6. Kapten Dalam Sehari

42 10 3
                                    

Haruskah aku beri tahukan pada mereka, bahwa untuk kali ini aku mengagumimu lebih dari sebelumnya. Wajahmu, postur tubuhmu nampak begitu gagah penuh karisma, kulit kecoklatan dan juga rambut yang terpangkas tipis, membuat wibawamu tak berkurang barang sedikitpun.

Kali ini aku ingin semua orang tahu, dalam balutan seragam inilah mengapa pada akhirnya aku selalu takluk padamu, jiwamu seakan tertukar begitu cepat tatkala kostum putih berpalet bendera merah putih, peci hitam berhiaskan pin Burung Garuda Emas, sarung tangan putih membalut kedua tanganmu, sepatu pantofel ber-hak yang membungkus kedua kakimu, membawamu pada jiwa yang berdarah dingin penuh ambisi, juga kobaran nasionalisme.

Arjuna, sejak saat dirimu mengibarkan Sang Saka Merah Putih di pelataran sekolah kita, itu adalah saat-saat aku yang selalu tersihir oleh pesonamu. Aku tak pernah tahu, sejenis apa sihir yang kau tabur pada saat-saat itu, yang jelas aku tak pernah gagal untuk merasa kagum atas sosokmu di dalam balutan seragam putih, seragam yang kau banggakan untuk memanggilmu sebagai seorang Kapten dan juga Jendral.

Hari ini pun sama, 17 Agustus tahun kedua, aku tersihir ketika wajahmu melintas dari balik manusia yang sedang berbaris rapi.
Seragam putih itu selalu membuatmu terlihat menarik, dan sorot matamu yang seperti elang, meski sipit selalu menunjukkan rasa bangga.

"Pasukan saya ambil alih. Semuanya!!! Siaaap Graaak!!! Mari kita luangkan waktu sejenak untuk berdoa agar kegiatan Aubade hari ini berjalan lancar, dan bisa mendapat piala juara. Berdoa, mulai!"

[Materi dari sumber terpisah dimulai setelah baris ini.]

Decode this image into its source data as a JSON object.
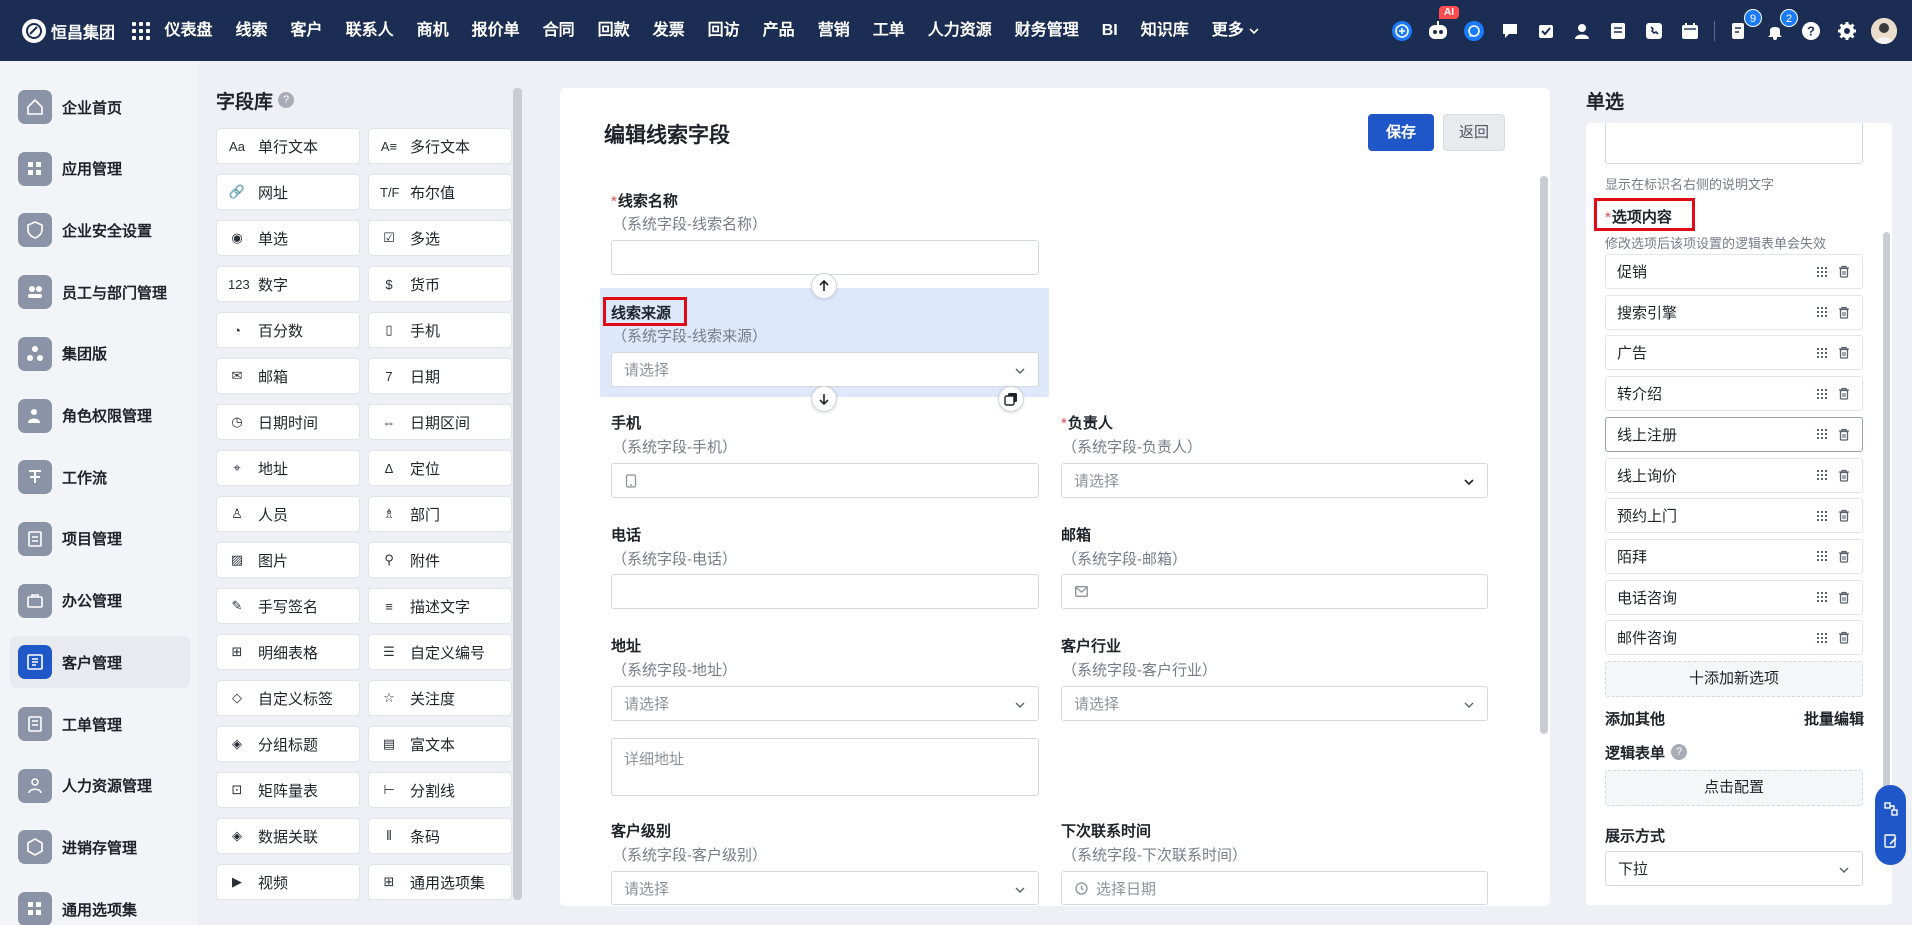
{
  "app": {
    "name": "恒昌集团"
  },
  "nav": {
    "items": [
      "仪表盘",
      "线索",
      "客户",
      "联系人",
      "商机",
      "报价单",
      "合同",
      "回款",
      "发票",
      "回访",
      "产品",
      "营销",
      "工单",
      "人力资源",
      "财务管理",
      "BI",
      "知识库"
    ],
    "more": "更多"
  },
  "top_icons": {
    "ai_label": "AI",
    "tasks_badge": "9",
    "notify_badge": "2",
    "icon_names": [
      "add-circle-icon",
      "ai-robot-icon",
      "chat-icon",
      "message-icon",
      "approval-icon",
      "contacts-icon",
      "document-icon",
      "phone-icon",
      "calendar-icon",
      "task-icon",
      "bell-icon",
      "help-icon",
      "settings-icon",
      "avatar"
    ]
  },
  "sidebar": {
    "items": [
      "企业首页",
      "应用管理",
      "企业安全设置",
      "员工与部门管理",
      "集团版",
      "角色权限管理",
      "工作流",
      "项目管理",
      "办公管理",
      "客户管理",
      "工单管理",
      "人力资源管理",
      "进销存管理",
      "通用选项集"
    ],
    "active_index": 9
  },
  "library": {
    "title": "字段库",
    "help": "?",
    "fields": [
      {
        "icon": "Aa",
        "label": "单行文本"
      },
      {
        "icon": "A≡",
        "label": "多行文本"
      },
      {
        "icon": "🔗",
        "label": "网址"
      },
      {
        "icon": "T/F",
        "label": "布尔值"
      },
      {
        "icon": "◉",
        "label": "单选"
      },
      {
        "icon": "☑",
        "label": "多选"
      },
      {
        "icon": "123",
        "label": "数字"
      },
      {
        "icon": "$",
        "label": "货币"
      },
      {
        "icon": "◔",
        "label": "百分数"
      },
      {
        "icon": "▯",
        "label": "手机"
      },
      {
        "icon": "✉",
        "label": "邮箱"
      },
      {
        "icon": "7",
        "label": "日期"
      },
      {
        "icon": "◷",
        "label": "日期时间"
      },
      {
        "icon": "⇔",
        "label": "日期区间"
      },
      {
        "icon": "⌖",
        "label": "地址"
      },
      {
        "icon": "Δ",
        "label": "定位"
      },
      {
        "icon": "♙",
        "label": "人员"
      },
      {
        "icon": "♗",
        "label": "部门"
      },
      {
        "icon": "▨",
        "label": "图片"
      },
      {
        "icon": "⚲",
        "label": "附件"
      },
      {
        "icon": "✎",
        "label": "手写签名"
      },
      {
        "icon": "≡",
        "label": "描述文字"
      },
      {
        "icon": "⊞",
        "label": "明细表格"
      },
      {
        "icon": "☰",
        "label": "自定义编号"
      },
      {
        "icon": "◇",
        "label": "自定义标签"
      },
      {
        "icon": "☆",
        "label": "关注度"
      },
      {
        "icon": "◈",
        "label": "分组标题"
      },
      {
        "icon": "▤",
        "label": "富文本"
      },
      {
        "icon": "⊡",
        "label": "矩阵量表"
      },
      {
        "icon": "⊢",
        "label": "分割线"
      },
      {
        "icon": "◈",
        "label": "数据关联"
      },
      {
        "icon": "⦀",
        "label": "条码"
      },
      {
        "icon": "▶",
        "label": "视频"
      },
      {
        "icon": "⊞",
        "label": "通用选项集"
      }
    ]
  },
  "editor": {
    "title": "编辑线索字段",
    "save": "保存",
    "back": "返回",
    "fields": {
      "name": {
        "label": "线索名称",
        "sub": "（系统字段-线索名称）",
        "required": "*"
      },
      "source": {
        "label": "线索来源",
        "sub": "（系统字段-线索来源）",
        "placeholder": "请选择"
      },
      "mobile": {
        "label": "手机",
        "sub": "（系统字段-手机）"
      },
      "owner": {
        "label": "负责人",
        "sub": "（系统字段-负责人）",
        "required": "*",
        "placeholder": "请选择"
      },
      "phone": {
        "label": "电话",
        "sub": "（系统字段-电话）"
      },
      "email": {
        "label": "邮箱",
        "sub": "（系统字段-邮箱）"
      },
      "address": {
        "label": "地址",
        "sub": "（系统字段-地址）",
        "placeholder": "请选择",
        "detail_placeholder": "详细地址"
      },
      "industry": {
        "label": "客户行业",
        "sub": "（系统字段-客户行业）",
        "placeholder": "请选择"
      },
      "level": {
        "label": "客户级别",
        "sub": "（系统字段-客户级别）",
        "placeholder": "请选择"
      },
      "next_contact": {
        "label": "下次联系时间",
        "sub": "（系统字段-下次联系时间）",
        "placeholder": "选择日期"
      }
    }
  },
  "props": {
    "title": "单选",
    "desc_hint": "显示在标识名右侧的说明文字",
    "options_label": "选项内容",
    "options_required": "*",
    "options_hint": "修改选项后该项设置的逻辑表单会失效",
    "options": [
      "促销",
      "搜索引擎",
      "广告",
      "转介绍",
      "线上注册",
      "线上询价",
      "预约上门",
      "陌拜",
      "电话咨询",
      "邮件咨询"
    ],
    "selected_option_index": 4,
    "add_option": "十添加新选项",
    "add_other": "添加其他",
    "batch_edit": "批量编辑",
    "logic_form": "逻辑表单",
    "configure": "点击配置",
    "display_mode_label": "展示方式",
    "display_mode": "下拉"
  },
  "colors": {
    "topbar": "#1b2d52",
    "primary": "#1f56c8",
    "highlight": "#dde8fb",
    "red_annotation": "#e00b16"
  }
}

Suara Arjuna lantang mencekik langit yang mulai terik, otot-ototnya menegang ketika melantangkan koaran semangat yang berapi-api, membuatnya nyaris tercekik jika memaksakan suaranya tetap meninggi.

Aroma keringat yang masih bercampur wangi parfum ramah menyapa indera pembau, hal yang biasa untuk dihadapi. Seolah tak mengijinkan padamnya semangat Arjuna kembali berkoar, menyalakan getaran semangat setiap mereka yang mendengar di arena aula itu.

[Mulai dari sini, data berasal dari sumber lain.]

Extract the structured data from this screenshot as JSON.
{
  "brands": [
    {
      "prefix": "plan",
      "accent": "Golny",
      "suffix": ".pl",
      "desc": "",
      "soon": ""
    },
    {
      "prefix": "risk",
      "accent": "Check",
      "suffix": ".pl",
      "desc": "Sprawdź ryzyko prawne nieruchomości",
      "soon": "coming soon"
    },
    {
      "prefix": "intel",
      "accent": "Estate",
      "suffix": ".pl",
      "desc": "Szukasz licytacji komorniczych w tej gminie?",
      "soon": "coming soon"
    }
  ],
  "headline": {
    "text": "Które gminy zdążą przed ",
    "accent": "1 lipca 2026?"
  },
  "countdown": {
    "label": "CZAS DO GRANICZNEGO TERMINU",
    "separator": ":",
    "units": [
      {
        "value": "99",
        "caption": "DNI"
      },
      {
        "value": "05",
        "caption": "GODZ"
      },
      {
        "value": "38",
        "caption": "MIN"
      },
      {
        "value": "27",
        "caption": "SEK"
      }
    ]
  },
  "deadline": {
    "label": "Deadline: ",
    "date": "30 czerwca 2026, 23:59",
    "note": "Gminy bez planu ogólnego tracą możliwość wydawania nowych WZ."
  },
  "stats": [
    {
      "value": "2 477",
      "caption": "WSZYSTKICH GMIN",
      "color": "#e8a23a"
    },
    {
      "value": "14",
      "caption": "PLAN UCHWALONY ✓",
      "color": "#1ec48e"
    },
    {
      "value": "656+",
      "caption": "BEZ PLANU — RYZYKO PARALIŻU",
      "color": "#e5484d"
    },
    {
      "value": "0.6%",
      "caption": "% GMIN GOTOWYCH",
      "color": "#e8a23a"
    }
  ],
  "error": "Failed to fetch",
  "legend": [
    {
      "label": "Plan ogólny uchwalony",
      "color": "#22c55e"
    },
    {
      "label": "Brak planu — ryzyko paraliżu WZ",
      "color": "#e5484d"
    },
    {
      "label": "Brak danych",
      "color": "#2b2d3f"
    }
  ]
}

"Siapa kitaaa?!" teriak Arjuna lantang

"Juara!!!" sahut pasukan di hadapannya.

"Siapa kitaaa?!"

"Sang Juara!!!"

"Kurang keras! Siapaaa kitaaa?!" ulang Arjuna dengan suara semakin melengking memenuhi antero ruang Aula.

"Sang Juaaaraaa!!!"

Suara itu menggema, memenuhi aula, menggetarkan dada sesiapa yang mendengarkannya. Tidak mengijinkan semangat dalam dada meluntur begitu saja, jemari-jemari itu menggenggam stik dengan bendera merah putih diujungnya, tangan-tangan mengepal erat di depan dada.

Dan aku yakin, mereka memang Sang Juara diantara rasa malas yang sering menggoda mereka.
Dan aku yakin, mereka memang Sang Juara diantara segala bentuk alasan untuk terus rebahan atau ogah-ogahan.

Demikian, memang seharusnya bendera itu tetap kukuh di dalam dada generasi bangsa. Dia tetap harum dalam sanubari jiwa para pemuda.
Tidak lagu dan syair pujangga, yang lagi-lagi membawa jiwa merana.
Berkibarlah Sang Merah Putih,
Dalam nuansa indah dan langit yang cerah.
Berkibarlah Sang Merah Putih,
Dalam gegap gempita kami yang berjiwa merdeka di hari merdeka ini.

Meski teriknya sungguh memanggang kulit kami, maka biarkan dia membakar semangat kami. Menimbulkan bara yang sering terbenam dalam jiwa.

Di hari merdeka ini, keringat, suara lantang kami, juga kedua tangan kami yang menegakkan kedua bilah bambu di jemari kami, tetap tegap dan berkibar memenuhi hijaunya tanah lapang.